Мимо Андрея прошагал маленький солдатик, сгибаясь под тяжестью амуниции. Одна нога у него была в сапоге, другая босая. Ступня — в запекшейся черной крови. Ветер вязал его шаги полами длинной шинели.
— Виктор! — опомнившись, закричал вслед Андрей. — Прости! Я не могу иначе, пойми! Постой!
Виктор не ответил. Широкая спина его и голова под красным башлыком медленно удалялись, и вскоре его закрыли спины солдат и офицеров Кутеповского корпуса, устало и обреченно катившихся к морю...
Все явственней и чаще звучала артиллерийская канонада. В небе то и дело вспыхивали курчавые облачка шрапнельных разрывов. Бесконечная колонна серых шинелей и серых папах, усталых, исхудавших лошадей, кухонь, санитарных двуколок и обозных фур, нагруженных ранеными, время от времени ускоряла движение и, словно гигантская змея, двигалась, шевелилась быстрее, спешила вперед, повторяя все повороты разбитой тысячами ног и колес дороги.
На крыльцо аппаратной выскочил яростный Слащев. Поведя вокруг невидящими глазами, он крикнул Белопольскому, глядя сквозь него и не замечая его:
— Едем в Севастополь! Немедля! Кутепов — свинья! Не даст мотора, скотина!.. Господа генералы! Засели в штабах, командуют. И этот — кашевар. Ничего, мы еще поговорим в Севастополе, господин барон фон Врангель!.. Едем! Вы, надеюсь, готовы, капитан? С кем вы беседовали?
— Случайная встреча, господин генерал. Сослуживец. Бывший. Неприятные известия? — с часто появляющимся у него в последнее время упорством продолжал допытываться Слащев. — Как на духу, капитан. Я же вижу, не скрытничайте, на вас лица нет. А? Ну!
— Ничего особенного, господин генерал.
— Нужна моя помощь?
— Имею нужду отлучиться в местечко «Бельведер», что неподалеку от Фороса. На несколько часов, по личному делу.

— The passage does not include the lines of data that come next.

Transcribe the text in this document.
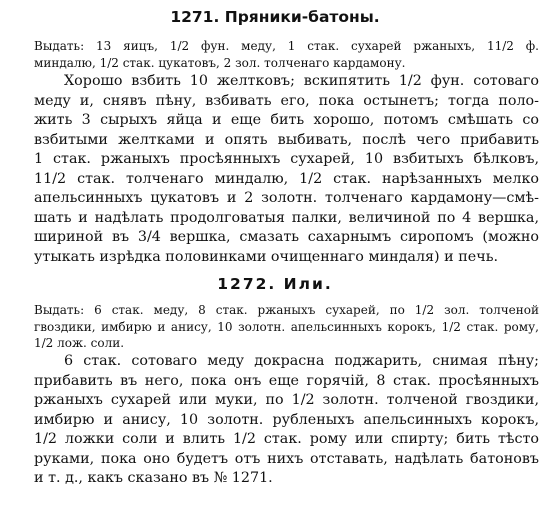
1271. Пряники-батоны.
Выдать: 13 яицъ, 1/2 фун. меду, 1 стак. сухарей ржаныхъ, 11/2 ф.
миндалю, 1/2 стак. цукатовъ, 2 зол. толченаго кардамону.
Хорошо взбить 10 желтковъ; вскипятить 1/2 фун. сотоваго
меду и, снявъ пѣну, взбивать его, пока остынетъ; тогда поло-
жить 3 сырыхъ яйца и еще бить хорошо, потомъ смѣшать со
взбитыми желтками и опять выбивать, послѣ чего прибавить
1 стак. ржаныхъ просѣянныхъ сухарей, 10 взбитыхъ бѣлковъ,
11/2 стак. толченаго миндалю, 1/2 стак. нарѣзанныхъ мелко
апельсинныхъ цукатовъ и 2 золотн. толченаго кардамону—смѣ-
шать и надѣлать продолговатыя палки, величиной по 4 вершка,
шириной въ 3/4 вершка, смазать сахарнымъ сиропомъ (можно
утыкать изрѣдка половинками очищеннаго миндаля) и печь.
1272. Или.
Выдать: 6 стак. меду, 8 стак. ржаныхъ сухарей, по 1/2 зол. толченой
гвоздики, имбирю и анису, 10 золотн. апельсинныхъ корокъ, 1/2 стак. рому,
1/2 лож. соли.
6 стак. сотоваго меду докрасна поджарить, снимая пѣну;
прибавить въ него, пока онъ еще горячій, 8 стак. просѣянныхъ
ржаныхъ сухарей или муки, по 1/2 золотн. толченой гвоздики,
имбирю и анису, 10 золотн. рубленыхъ апельсинныхъ корокъ,
1/2 ложки соли и влить 1/2 стак. рому или спирту; бить тѣсто
руками, пока оно будетъ отъ нихъ отставать, надѣлать батоновъ
и т. д., какъ сказано въ № 1271.
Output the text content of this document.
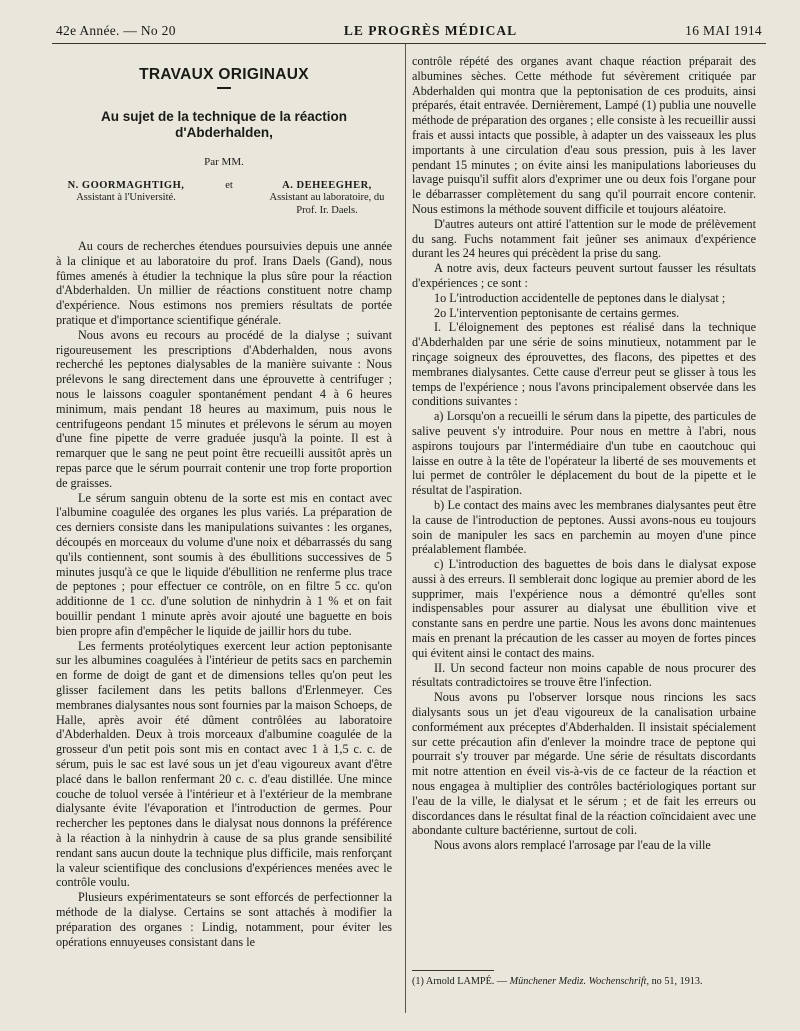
42e Année. — No 20	LE PROGRÈS MÉDICAL	16 MAI 1914
TRAVAUX ORIGINAUX
Au sujet de la technique de la réaction d'Abderhalden,
Par MM.
N. GOORMAGHTIGH,
Assistant à l'Université.
et	A. DEHEEGHER,
Assistant au laboratoire, du Prof. Ir. Daels.

Au cours de recherches étendues poursuivies depuis une année à la clinique et au laboratoire du prof. Irans Daels (Gand), nous fûmes amenés à étudier la technique la plus sûre pour la réaction d'Abderhalden. Un millier de réactions constituent notre champ d'expérience. Nous estimons nos premiers résultats de portée pratique et d'importance scientifique générale.

Nous avons eu recours au procédé de la dialyse ; suivant rigoureusement les prescriptions d'Abderhalden, nous avons recherché les peptones dialysables de la manière suivante : Nous prélevons le sang directement dans une éprouvette à centrifuger ; nous le laissons coaguler spontanément pendant 4 à 6 heures minimum, mais pendant 18 heures au maximum, puis nous le centrifugeons pendant 15 minutes et prélevons le sérum au moyen d'une fine pipette de verre graduée jusqu'à la pointe. Il est à remarquer que le sang ne peut point être recueilli aussitôt après un repas parce que le sérum pourrait contenir une trop forte proportion de graisses.

Le sérum sanguin obtenu de la sorte est mis en contact avec l'albumine coagulée des organes les plus variés. La préparation de ces derniers consiste dans les manipulations suivantes : les organes, découpés en morceaux du volume d'une noix et débarrassés du sang qu'ils contiennent, sont soumis à des ébullitions successives de 5 minutes jusqu'à ce que le liquide d'ébullition ne renferme plus trace de peptones ; pour effectuer ce contrôle, on en filtre 5 cc. qu'on additionne de 1 cc. d'une solution de ninhydrin à 1 % et on fait bouillir pendant 1 minute après avoir ajouté une baguette en bois bien propre afin d'empêcher le liquide de jaillir hors du tube.

Les ferments protéolytiques exercent leur action peptonisante sur les albumines coagulées à l'intérieur de petits sacs en parchemin en forme de doigt de gant et de dimensions telles qu'on peut les glisser facilement dans les petits ballons d'Erlenmeyer. Ces membranes dialysantes nous sont fournies par la maison Schoeps, de Halle, après avoir été dûment contrôlées au laboratoire d'Abderhalden. Deux à trois morceaux d'albumine coagulée de la grosseur d'un petit pois sont mis en contact avec 1 à 1,5 c. c. de sérum, puis le sac est lavé sous un jet d'eau vigoureux avant d'être placé dans le ballon renfermant 20 c. c. d'eau distillée. Une mince couche de toluol versée à l'intérieur et à l'extérieur de la membrane dialysante évite l'évaporation et l'introduction de germes. Pour rechercher les peptones dans le dialysat nous donnons la préférence à la réaction à la ninhydrin à cause de sa plus grande sensibilité rendant sans aucun doute la technique plus difficile, mais renforçant la valeur scientifique des conclusions d'expériences menées avec le contrôle voulu.

Plusieurs expérimentateurs se sont efforcés de perfectionner la méthode de la dialyse. Certains se sont attachés à modifier la préparation des organes : Lindig, notamment, pour éviter les opérations ennuyeuses consistant dans le

contrôle répété des organes avant chaque réaction préparait des albumines sèches. Cette méthode fut sévèrement critiquée par Abderhalden qui montra que la peptonisation de ces produits, ainsi préparés, était entravée. Dernièrement, Lampé (1) publia une nouvelle méthode de préparation des organes ; elle consiste à les recueillir aussi frais et aussi intacts que possible, à adapter un des vaisseaux les plus importants à une circulation d'eau sous pression, puis à les laver pendant 15 minutes ; on évite ainsi les manipulations laborieuses du lavage puisqu'il suffit alors d'exprimer une ou deux fois l'organe pour le débarrasser complètement du sang qu'il pourrait encore contenir. Nous estimons la méthode souvent difficile et toujours aléatoire.

D'autres auteurs ont attiré l'attention sur le mode de prélèvement du sang. Fuchs notamment fait jeûner ses animaux d'expérience durant les 24 heures qui précèdent la prise du sang.

A notre avis, deux facteurs peuvent surtout fausser les résultats d'expériences ; ce sont :

1o L'introduction accidentelle de peptones dans le dialysat ;

2o L'intervention peptonisante de certains germes.

I. L'éloignement des peptones est réalisé dans la technique d'Abderhalden par une série de soins minutieux, notamment par le rinçage soigneux des éprouvettes, des flacons, des pipettes et des membranes dialysantes. Cette cause d'erreur peut se glisser à tous les temps de l'expérience ; nous l'avons principalement observée dans les conditions suivantes :

a) Lorsqu'on a recueilli le sérum dans la pipette, des particules de salive peuvent s'y introduire. Pour nous en mettre à l'abri, nous aspirons toujours par l'intermédiaire d'un tube en caoutchouc qui laisse en outre à la tête de l'opérateur la liberté de ses mouvements et lui permet de contrôler le déplacement du bout de la pipette et le résultat de l'aspiration.

b) Le contact des mains avec les membranes dialysantes peut être la cause de l'introduction de peptones. Aussi avons-nous eu toujours soin de manipuler les sacs en parchemin au moyen d'une pince préalablement flambée.

c) L'introduction des baguettes de bois dans le dialysat expose aussi à des erreurs. Il semblerait donc logique au premier abord de les supprimer, mais l'expérience nous a démontré qu'elles sont indispensables pour assurer au dialysat une ébullition vive et constante sans en perdre une partie. Nous les avons donc maintenues mais en prenant la précaution de les casser au moyen de fortes pinces qui évitent ainsi le contact des mains.

II. Un second facteur non moins capable de nous procurer des résultats contradictoires se trouve être l'infection.

Nous avons pu l'observer lorsque nous rincions les sacs dialysants sous un jet d'eau vigoureux de la canalisation urbaine conformément aux préceptes d'Abderhalden. Il insistait spécialement sur cette précaution afin d'enlever la moindre trace de peptone qui pourrait s'y trouver par mégarde. Une série de résultats discordants mit notre attention en éveil vis-à-vis de ce facteur de la réaction et nous engagea à multiplier des contrôles bactériologiques portant sur l'eau de la ville, le dialysat et le sérum ; et de fait les erreurs ou discordances dans le résultat final de la réaction coïncidaient avec une abondante culture bactérienne, surtout de coli.

Nous avons alors remplacé l'arrosage par l'eau de la ville

(1) Arnold LAMPÉ. — Münchener Mediz. Wochenschrift, no 51, 1913.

— Личные дела в такой час, капитан? — с неудовольствием переспросил Слащев. — Извольте объясниться. У меня вот никаких личных дел нет.

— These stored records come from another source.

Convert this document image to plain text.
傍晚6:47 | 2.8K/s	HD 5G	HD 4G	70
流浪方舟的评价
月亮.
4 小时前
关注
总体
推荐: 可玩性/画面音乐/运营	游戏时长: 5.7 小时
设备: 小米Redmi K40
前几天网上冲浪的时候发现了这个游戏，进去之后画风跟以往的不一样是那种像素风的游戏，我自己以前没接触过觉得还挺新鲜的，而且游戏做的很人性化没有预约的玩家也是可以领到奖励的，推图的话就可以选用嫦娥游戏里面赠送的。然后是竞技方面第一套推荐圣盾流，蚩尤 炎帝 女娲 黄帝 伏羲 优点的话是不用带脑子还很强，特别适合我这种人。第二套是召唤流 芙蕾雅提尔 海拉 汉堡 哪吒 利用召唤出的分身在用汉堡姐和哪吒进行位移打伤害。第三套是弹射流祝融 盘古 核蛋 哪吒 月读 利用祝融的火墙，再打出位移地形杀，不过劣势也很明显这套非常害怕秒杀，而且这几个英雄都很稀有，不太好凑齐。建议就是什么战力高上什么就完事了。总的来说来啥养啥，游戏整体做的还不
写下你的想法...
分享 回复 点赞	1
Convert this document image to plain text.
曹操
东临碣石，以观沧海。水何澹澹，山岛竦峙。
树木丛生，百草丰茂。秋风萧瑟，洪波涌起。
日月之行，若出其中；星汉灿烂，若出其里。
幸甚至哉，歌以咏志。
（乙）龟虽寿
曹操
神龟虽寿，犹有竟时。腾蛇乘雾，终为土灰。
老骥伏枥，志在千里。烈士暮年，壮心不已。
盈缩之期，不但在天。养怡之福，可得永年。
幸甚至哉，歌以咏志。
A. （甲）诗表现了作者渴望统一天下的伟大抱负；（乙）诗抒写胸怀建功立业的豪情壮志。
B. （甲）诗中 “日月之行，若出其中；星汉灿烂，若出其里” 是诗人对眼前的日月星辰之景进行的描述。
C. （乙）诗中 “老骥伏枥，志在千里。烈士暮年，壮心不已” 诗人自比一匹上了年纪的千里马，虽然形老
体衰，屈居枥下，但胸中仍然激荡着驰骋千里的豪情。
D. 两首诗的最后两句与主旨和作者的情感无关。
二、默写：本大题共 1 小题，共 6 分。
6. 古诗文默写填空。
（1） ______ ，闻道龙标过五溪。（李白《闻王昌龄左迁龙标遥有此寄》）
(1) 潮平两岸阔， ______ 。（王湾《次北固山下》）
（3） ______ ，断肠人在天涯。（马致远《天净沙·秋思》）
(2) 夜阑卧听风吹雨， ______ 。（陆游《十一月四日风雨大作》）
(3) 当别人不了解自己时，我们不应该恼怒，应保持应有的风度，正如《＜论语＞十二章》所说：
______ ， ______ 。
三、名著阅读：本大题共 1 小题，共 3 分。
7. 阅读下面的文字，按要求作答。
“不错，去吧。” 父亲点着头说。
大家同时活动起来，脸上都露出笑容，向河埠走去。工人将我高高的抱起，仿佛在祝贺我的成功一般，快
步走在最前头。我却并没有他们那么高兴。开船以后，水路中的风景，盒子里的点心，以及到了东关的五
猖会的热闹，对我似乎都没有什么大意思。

— Хочу повидать деда, узнать, готов ли он к эвакуации. Помочь, вероятно, — беспомощный старик, господин генерал.
— Но вы будете мне крайне нужны в Севастополе во время сражения с Врангелем.
— А мне крайне нужно убедиться, что дед в безопасности, господин генерал.
— Ого! Вон как вы заговорили?!
— За время службы я впервые обращаюсь к вам с личной просьбой.
— Ладно, ладно, капитан. Не петушитесь, посмотрим. Нужно еще добраться до Севастополя...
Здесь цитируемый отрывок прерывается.